P.S. Instead of citing evidence on the record, or taking judicial notice of some kind of market data, the Court cites another court case for the seemingly factual proposition that “‘tipping the providers of personal service’ is a ‘well-accepted part’ of our daily lives.” Does anyone else have a problem with this?
I don’t have as much of a problem with that as just saying it, though in this particular case, it doesn’t seem to be something objectionable, but I don’t want to create that slippery slope.
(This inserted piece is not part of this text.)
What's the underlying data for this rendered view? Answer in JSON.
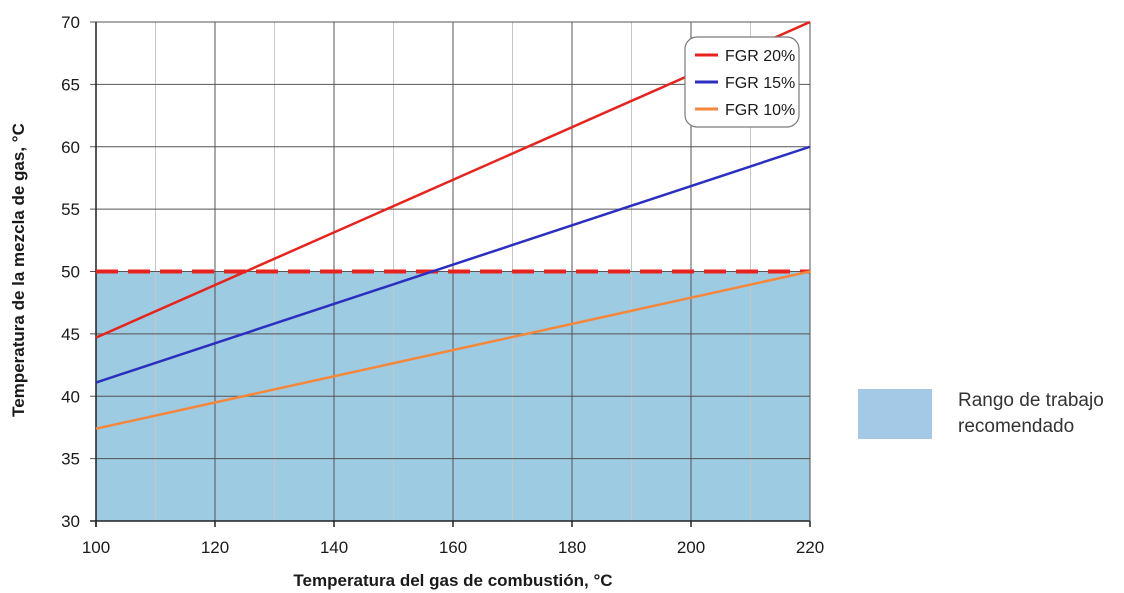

Why is case law citable for facts?



{ 2 comments }
what the court said was that Starbucks didn’t owe $105 million to 100,000 workers (less supervisors).
why a tip jar (subject to distribution to supervisor) differs from a tip tossed on a restaurant table (subject to only pooling but not to supervisors) eludes me.
the opinion noted starbucks’ workers could freely pocket any tip handed to them personally. do restaurant tips handed to the server fall outside of the scope of restaurant tip pools? can a server keep any money handed to them directly by a customer, or can an employer require these funds to be pooled (as I thought)? the opinion suggests the fact workers could keep “personal” tips helps distinguish the common nature of the tip box (in addition to the fact that supervisors and workers performed common tasks).
however, that a 4″x4″ unmarked plexi box near the register is some sui generis not-before-seen money-thingy rather than an express tip pool isn’t obvious to me (I’d thought the traditional rules — no sups — would apply).
tossing money in a box or on the table after a meal generally means I want to reward the chain of (I’ll go with that, rather than just “direct”) service; I don’t understand why a box-fed slush fund differs from the cash swept up from a table by a server/busperson after the meal.
the individually-handed v. common tip has some intellectual attraction (e.g., workers can keep anything directly given to them by a patron but must pool anything not directly given a person), as it directly relates to customer intention. however, despite the recent opinionS giving weight to the supposed intentions of customers, they allowed the employer (or the court) to guess these, or to estimate what the bulk of customers intend, rather than to seek out individual intents in the thousands of daily tip transactions.
I think the personally-handed-by-customer (no pooling; no taxing by supervisors) v. left-behind-by-customer (pooling; distribute to everyone in the chain) (and whether in a box or on a table) distinction would more accurately handle the individual intents.
Kent:
I think the bottom line is that Courts are walking back the old rule, and they are hanging their hats on some interest “facts” to do it, and I think the distinction you’re not seeing doesn’t exist apriori, just in Starbuck’s own policy. In other words, you’re correct. There is no obvious distinction in the abstract.
Which is why I say it’s perilous to duplicate this situation unless they really are only titular supervisors and you have a strongly equitable policy like Starbucks did.